Fast adsorption of Cd²⁺ and Pb²⁺ by EGTA dianhydride (EGTAD) modified ramie fiber.

In this study, the removal of Cd(2+) and Pb(2+) from aqueous solutions was investigated using a novel chelating material. The first part described the synthesis of ethylene glycol-bis(2-aminoethylether)-N,N,N',N'-tetraacetic acid dianhydride (EGTAD), mercerization treatment of ramie fiber (MRF), and the MRF was then reacted with EGTAD to prepare the new material (ERF). The obtained material was characterized by weight gain, SEM, FTIR, and elemental analysis. The results of FTIR and elemental analysis confirmed that ester bond, carboxyl and amine groups were introduced onto ERF. The adsorption capacity of metals on ERF was evaluated at different contact times, pH values, initial metal concentrations, and temperatures in the second part. The adsorption equilibrium was reached within 5 min for Cd(2+) and Pb(2+).
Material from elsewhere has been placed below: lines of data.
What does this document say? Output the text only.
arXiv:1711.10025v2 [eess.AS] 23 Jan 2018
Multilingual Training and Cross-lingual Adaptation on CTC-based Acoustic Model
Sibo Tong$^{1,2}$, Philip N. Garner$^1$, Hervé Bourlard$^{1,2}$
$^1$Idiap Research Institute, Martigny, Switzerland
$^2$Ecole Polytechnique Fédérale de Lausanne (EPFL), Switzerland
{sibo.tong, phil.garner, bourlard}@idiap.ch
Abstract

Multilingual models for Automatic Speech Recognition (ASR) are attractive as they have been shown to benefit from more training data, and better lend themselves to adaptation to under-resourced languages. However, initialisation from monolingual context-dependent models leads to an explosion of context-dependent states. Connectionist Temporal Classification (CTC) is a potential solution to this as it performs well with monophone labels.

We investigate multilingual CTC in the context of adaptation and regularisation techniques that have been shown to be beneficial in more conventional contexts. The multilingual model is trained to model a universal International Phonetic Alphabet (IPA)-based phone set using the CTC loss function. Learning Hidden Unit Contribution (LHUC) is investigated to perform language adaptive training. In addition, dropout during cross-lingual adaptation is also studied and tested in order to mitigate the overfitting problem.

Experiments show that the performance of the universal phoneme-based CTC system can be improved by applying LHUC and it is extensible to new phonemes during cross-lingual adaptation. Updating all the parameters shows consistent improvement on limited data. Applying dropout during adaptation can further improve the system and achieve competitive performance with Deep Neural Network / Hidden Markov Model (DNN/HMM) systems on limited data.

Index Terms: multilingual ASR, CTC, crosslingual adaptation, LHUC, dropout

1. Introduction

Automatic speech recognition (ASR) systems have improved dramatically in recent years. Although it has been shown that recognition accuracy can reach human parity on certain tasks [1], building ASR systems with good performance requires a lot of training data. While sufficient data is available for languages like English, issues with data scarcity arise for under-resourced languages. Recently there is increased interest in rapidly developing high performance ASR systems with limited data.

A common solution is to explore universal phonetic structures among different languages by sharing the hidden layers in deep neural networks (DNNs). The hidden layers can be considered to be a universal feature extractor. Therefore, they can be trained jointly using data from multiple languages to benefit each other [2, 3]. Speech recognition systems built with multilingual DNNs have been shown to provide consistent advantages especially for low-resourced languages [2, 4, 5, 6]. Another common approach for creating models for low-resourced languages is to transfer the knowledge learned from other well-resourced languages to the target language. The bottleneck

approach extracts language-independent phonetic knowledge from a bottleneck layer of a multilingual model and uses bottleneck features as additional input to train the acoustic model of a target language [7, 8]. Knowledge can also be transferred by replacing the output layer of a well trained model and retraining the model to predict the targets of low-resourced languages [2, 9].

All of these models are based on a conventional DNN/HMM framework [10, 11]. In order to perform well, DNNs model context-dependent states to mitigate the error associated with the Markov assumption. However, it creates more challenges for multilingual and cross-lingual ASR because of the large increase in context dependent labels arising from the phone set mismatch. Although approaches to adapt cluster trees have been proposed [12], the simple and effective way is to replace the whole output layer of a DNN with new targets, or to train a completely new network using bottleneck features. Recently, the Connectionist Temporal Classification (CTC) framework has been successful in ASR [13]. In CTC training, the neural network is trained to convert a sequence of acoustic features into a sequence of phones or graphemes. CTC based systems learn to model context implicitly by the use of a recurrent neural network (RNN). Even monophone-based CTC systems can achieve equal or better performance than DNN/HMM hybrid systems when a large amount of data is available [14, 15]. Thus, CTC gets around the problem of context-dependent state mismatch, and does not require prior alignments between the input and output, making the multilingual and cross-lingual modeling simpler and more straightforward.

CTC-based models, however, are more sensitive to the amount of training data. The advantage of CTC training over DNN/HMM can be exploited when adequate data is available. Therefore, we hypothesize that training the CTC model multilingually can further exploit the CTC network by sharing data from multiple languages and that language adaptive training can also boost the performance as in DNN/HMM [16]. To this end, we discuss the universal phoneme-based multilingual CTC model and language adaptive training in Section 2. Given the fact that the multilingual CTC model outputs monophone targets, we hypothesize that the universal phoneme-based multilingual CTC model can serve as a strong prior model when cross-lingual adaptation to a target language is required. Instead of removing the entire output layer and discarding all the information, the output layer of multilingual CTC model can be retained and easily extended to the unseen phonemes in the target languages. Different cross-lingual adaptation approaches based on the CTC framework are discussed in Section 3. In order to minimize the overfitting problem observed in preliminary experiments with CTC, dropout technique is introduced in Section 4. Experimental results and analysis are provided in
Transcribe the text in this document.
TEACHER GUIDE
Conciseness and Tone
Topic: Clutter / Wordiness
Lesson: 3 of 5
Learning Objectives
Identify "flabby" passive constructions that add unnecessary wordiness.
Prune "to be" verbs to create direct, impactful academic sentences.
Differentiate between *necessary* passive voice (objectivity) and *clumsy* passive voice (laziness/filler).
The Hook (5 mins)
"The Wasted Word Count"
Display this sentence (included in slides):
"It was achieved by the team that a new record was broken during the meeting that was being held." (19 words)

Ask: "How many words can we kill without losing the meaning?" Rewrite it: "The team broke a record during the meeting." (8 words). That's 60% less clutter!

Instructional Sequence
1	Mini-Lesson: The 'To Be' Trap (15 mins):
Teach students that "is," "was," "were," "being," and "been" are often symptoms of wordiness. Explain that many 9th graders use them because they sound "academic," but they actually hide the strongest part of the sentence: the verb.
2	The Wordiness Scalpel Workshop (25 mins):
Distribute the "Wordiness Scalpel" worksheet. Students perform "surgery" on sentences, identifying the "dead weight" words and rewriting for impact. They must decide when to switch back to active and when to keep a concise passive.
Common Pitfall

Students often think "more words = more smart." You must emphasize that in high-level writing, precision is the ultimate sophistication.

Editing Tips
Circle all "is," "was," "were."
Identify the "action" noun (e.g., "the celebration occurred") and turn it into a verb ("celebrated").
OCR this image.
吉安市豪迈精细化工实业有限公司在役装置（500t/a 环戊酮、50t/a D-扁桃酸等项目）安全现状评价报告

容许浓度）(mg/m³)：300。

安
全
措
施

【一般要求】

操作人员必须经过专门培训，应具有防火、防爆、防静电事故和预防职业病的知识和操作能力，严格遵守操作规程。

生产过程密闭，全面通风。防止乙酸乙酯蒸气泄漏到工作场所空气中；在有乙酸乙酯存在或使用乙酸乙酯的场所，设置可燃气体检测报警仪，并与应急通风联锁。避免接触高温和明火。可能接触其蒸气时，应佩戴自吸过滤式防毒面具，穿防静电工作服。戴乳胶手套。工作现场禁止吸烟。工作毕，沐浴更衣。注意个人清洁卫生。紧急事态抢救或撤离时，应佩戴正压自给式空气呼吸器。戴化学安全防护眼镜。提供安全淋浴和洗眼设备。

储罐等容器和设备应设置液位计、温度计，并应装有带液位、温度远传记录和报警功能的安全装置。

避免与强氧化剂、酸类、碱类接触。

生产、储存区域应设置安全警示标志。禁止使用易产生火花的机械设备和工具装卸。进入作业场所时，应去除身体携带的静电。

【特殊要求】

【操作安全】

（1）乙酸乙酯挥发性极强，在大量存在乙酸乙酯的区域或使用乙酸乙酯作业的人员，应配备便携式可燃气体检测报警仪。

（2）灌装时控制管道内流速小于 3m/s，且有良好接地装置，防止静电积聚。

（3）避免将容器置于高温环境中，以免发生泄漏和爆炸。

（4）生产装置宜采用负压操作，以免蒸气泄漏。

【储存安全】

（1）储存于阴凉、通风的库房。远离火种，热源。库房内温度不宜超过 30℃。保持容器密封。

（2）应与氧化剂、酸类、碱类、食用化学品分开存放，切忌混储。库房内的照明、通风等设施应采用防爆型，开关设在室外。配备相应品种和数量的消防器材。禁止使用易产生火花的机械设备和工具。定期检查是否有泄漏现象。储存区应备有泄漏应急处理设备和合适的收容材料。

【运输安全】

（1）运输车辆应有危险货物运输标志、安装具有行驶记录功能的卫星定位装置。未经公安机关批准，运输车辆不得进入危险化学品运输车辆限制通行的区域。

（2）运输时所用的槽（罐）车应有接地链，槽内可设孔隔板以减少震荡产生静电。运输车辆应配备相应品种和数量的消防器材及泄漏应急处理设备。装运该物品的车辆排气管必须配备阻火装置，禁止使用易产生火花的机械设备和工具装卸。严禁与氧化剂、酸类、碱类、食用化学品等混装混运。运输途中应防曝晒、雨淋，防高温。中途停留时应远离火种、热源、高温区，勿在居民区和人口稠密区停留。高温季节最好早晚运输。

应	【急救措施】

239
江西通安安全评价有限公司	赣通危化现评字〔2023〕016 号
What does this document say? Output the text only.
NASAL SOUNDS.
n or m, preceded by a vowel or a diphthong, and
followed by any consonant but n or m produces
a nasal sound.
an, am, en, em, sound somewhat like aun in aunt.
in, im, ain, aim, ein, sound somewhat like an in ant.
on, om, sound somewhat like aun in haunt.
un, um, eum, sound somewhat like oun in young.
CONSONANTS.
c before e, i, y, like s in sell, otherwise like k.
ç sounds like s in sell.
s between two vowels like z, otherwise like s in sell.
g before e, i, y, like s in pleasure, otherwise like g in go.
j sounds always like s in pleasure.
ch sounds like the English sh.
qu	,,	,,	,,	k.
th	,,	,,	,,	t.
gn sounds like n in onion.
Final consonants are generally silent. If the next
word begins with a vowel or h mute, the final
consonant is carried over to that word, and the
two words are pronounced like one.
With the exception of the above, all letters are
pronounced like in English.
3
Adsorption isotherm could be well fitted by the Langmuir model, and the maximum adsorption capacities were 159.11 and 273.78 mg g(-1) for Cd(2+) and Pb(2+) at 298 K, respectively. Thermodynamic analysis showed that the adsorption process was spontaneous and endothermic. The molar ratio of adsorbed cation to grafted EGTA is close to 1.8:1, which confirmed that the adsorption was chemical process involving both surface chelation reaction and ion exchange. In addition, the absorbent was successfully regenerated using HCl and ultrasonic treatment.